Yüzüne düşen, rengini güneşin en açıcı tonundan yakalayan sapsarı saçlarını kulağının arkasına doğru itti. Genç kızın yüzünün daha da belirginleşmesiyle şaşkınlığı daha da arttı. "Ne kadar da güzel yaratılmış bir kız çocuğu bu böyle." Sesli bir şekilde farkında olmadan kelimeler ansızın çıkmıştı dudaklarının arasından fısıltıyla.

O an başka hiçbir şey düşünmeden Zehra'nın küçük bedenini kucağına alıp tek başına kaldığı küçük ve soğuk evine götürdü. Diyarbakır'a geleli tam iki yıl olacaktı. Dicle Üniversitesi Tıp Fakültesi'ni kazanalı tam iki yıl... Zaman ne de çabuk geçiyordu.

En çok istediği bölümü sonunda kazanabilmişti.
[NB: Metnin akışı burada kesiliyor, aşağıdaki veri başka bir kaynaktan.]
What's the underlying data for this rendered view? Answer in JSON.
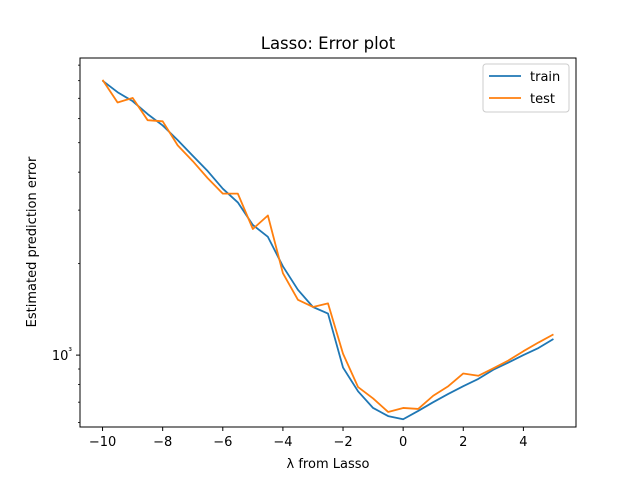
{
  "chart_data": {
    "type": "line",
    "title": "Lasso: Error plot",
    "xlabel": "λ from Lasso",
    "ylabel": "Estimated prediction error",
    "xlim": [
      -10.75,
      5.75
    ],
    "ylim": [
      580,
      9500
    ],
    "yscale": "log",
    "xticks": [
      -10,
      -8,
      -6,
      -4,
      -2,
      0,
      2,
      4
    ],
    "xtick_labels": [
      "−10",
      "−8",
      "−6",
      "−4",
      "−2",
      "0",
      "2",
      "4"
    ],
    "yticks": [
      1000
    ],
    "ytick_labels": [
      "10³"
    ],
    "legend_position": "top-right",
    "grid": false,
    "series": [
      {
        "name": "train",
        "color": "#1f77b4",
        "x": [
          -10,
          -9.5,
          -9,
          -8.5,
          -8,
          -7.5,
          -7,
          -6.5,
          -6,
          -5.5,
          -5,
          -4.5,
          -4,
          -3.5,
          -3,
          -2.5,
          -2,
          -1.5,
          -1,
          -0.5,
          0,
          0.5,
          1,
          1.5,
          2,
          2.5,
          3,
          3.5,
          4,
          4.5,
          5
        ],
        "values": [
          8000,
          7330,
          6850,
          6210,
          5700,
          5100,
          4530,
          4030,
          3530,
          3180,
          2680,
          2450,
          1960,
          1640,
          1440,
          1370,
          910,
          760,
          670,
          630,
          615,
          655,
          700,
          745,
          790,
          835,
          895,
          945,
          1000,
          1055,
          1130
        ]
      },
      {
        "name": "test",
        "color": "#ff7f0e",
        "x": [
          -10,
          -9.5,
          -9,
          -8.5,
          -8,
          -7.5,
          -7,
          -6.5,
          -6,
          -5.5,
          -5,
          -4.5,
          -4,
          -3.5,
          -3,
          -2.5,
          -2,
          -1.5,
          -1,
          -0.5,
          0,
          0.5,
          1,
          1.5,
          2,
          2.5,
          3,
          3.5,
          4,
          4.5,
          5
        ],
        "values": [
          8050,
          6780,
          7020,
          5930,
          5880,
          4900,
          4350,
          3820,
          3400,
          3400,
          2600,
          2880,
          1860,
          1520,
          1440,
          1480,
          1010,
          785,
          720,
          650,
          670,
          665,
          735,
          790,
          870,
          855,
          905,
          960,
          1030,
          1100,
          1170
        ]
      }
    ]
  }
}
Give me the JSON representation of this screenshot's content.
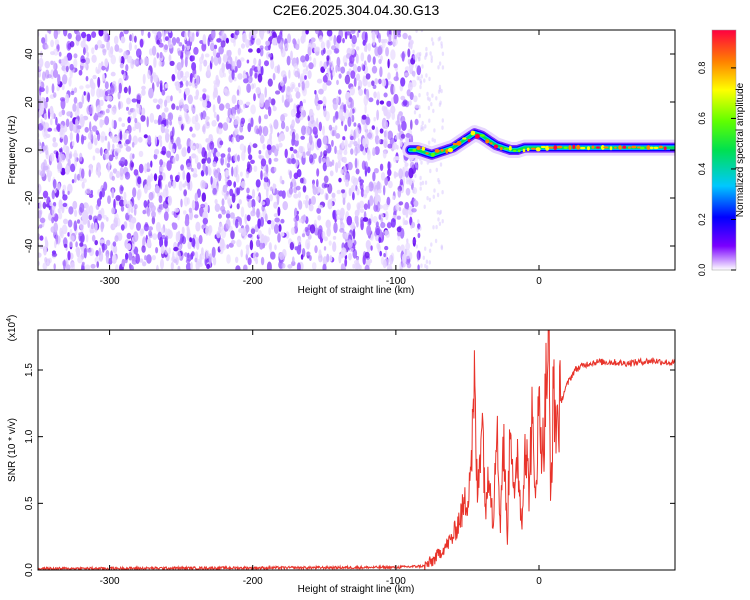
{
  "title": "C2E6.2025.304.04.30.G13",
  "chart_data": [
    {
      "type": "heatmap",
      "xlabel": "Height of straight line (km)",
      "ylabel": "Frequency (Hz)",
      "xlim": [
        -350,
        95
      ],
      "ylim": [
        -50,
        50
      ],
      "xticks": [
        -300,
        -200,
        -100,
        0
      ],
      "yticks": [
        -40,
        -20,
        0,
        20,
        40
      ],
      "noise_region_x": [
        -350,
        -88
      ],
      "signal_line": {
        "x": [
          -90,
          -85,
          -80,
          -75,
          -70,
          -65,
          -60,
          -55,
          -50,
          -45,
          -40,
          -35,
          -30,
          -25,
          -20,
          -15,
          -10,
          -5,
          0,
          10,
          20,
          40,
          60,
          95
        ],
        "y": [
          0,
          0,
          -1,
          -2,
          -1,
          0,
          1,
          3,
          5,
          7,
          6,
          4,
          2,
          1,
          0,
          0,
          1,
          1,
          1,
          1,
          1,
          1,
          1,
          1
        ]
      },
      "colorbar": {
        "label": "Normalized spectral amplitude",
        "range": [
          0,
          0.95
        ],
        "ticks": [
          0.0,
          0.2,
          0.4,
          0.6,
          0.8
        ],
        "tick_labels": [
          "0.0",
          "0.2",
          "0.4",
          "0.6",
          "0.8"
        ]
      }
    },
    {
      "type": "line",
      "xlabel": "Height of straight line (km)",
      "ylabel": "SNR (10 * v/v)",
      "y_multiplier": "(x10",
      "y_multiplier_exp": "4",
      "y_multiplier_close": ")",
      "xlim": [
        -350,
        95
      ],
      "ylim": [
        0,
        1.8
      ],
      "xticks": [
        -300,
        -200,
        -100,
        0
      ],
      "yticks": [
        0.0,
        0.5,
        1.0,
        1.5
      ],
      "ytick_labels": [
        "0.0",
        "0.5",
        "1.0",
        "1.5"
      ],
      "color": "#e8332a",
      "series": [
        {
          "x": [
            -350,
            -100,
            -80,
            -75,
            -70,
            -65,
            -60,
            -55,
            -50,
            -47,
            -45,
            -43,
            -40,
            -37,
            -35,
            -32,
            -30,
            -27,
            -25,
            -22,
            -20,
            -17,
            -15,
            -12,
            -10,
            -7,
            -5,
            -3,
            0,
            3,
            5,
            7,
            8,
            10,
            12,
            15,
            18,
            20,
            25,
            30,
            35,
            40,
            50,
            60,
            70,
            80,
            95
          ],
          "y": [
            0.01,
            0.02,
            0.03,
            0.06,
            0.12,
            0.18,
            0.25,
            0.4,
            0.55,
            0.9,
            1.35,
            0.5,
            1.25,
            0.4,
            0.9,
            0.3,
            1.2,
            0.35,
            1.0,
            0.25,
            1.25,
            0.45,
            0.9,
            0.3,
            1.05,
            0.6,
            1.15,
            0.55,
            1.2,
            0.9,
            1.4,
            1.8,
            0.45,
            1.3,
            1.1,
            1.25,
            1.35,
            1.4,
            1.5,
            1.53,
            1.55,
            1.56,
            1.56,
            1.55,
            1.56,
            1.57,
            1.55
          ]
        }
      ]
    }
  ]
}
Ailesinin de verdiği destekle kolaylıkla geçinebiliyordu.

İçeri geçip geçmemekte tereddüt etsede en sonunda annesinin bir sözünü hatırladı. "Oğlum ne olursa olsun yolda kalmış birine yardım elini uzat ki Allah'ta senden hoşnut olabilsin. Asla bencil davranma ve zorda kalana yardım et."

Annesinin sözü aklından geçince bu sefer hiç tereddüt etmeden genç kızı içeriye götürüp kahverengi desenli, krem renkli ve olabildiğince eski kanepenin üzerine koydu. Başının belada olmaması için dua ediyordu. Çünkü bu haldeki bir kızın başı beladaydı buna hiç şüphe yoktu. Kendince muayene edip uyanmasını bekledikten sonra gitmesine izin verecekti. Böylece hiçbir şey olmamış gibi eski sıradan hayatına devam edebilirdi.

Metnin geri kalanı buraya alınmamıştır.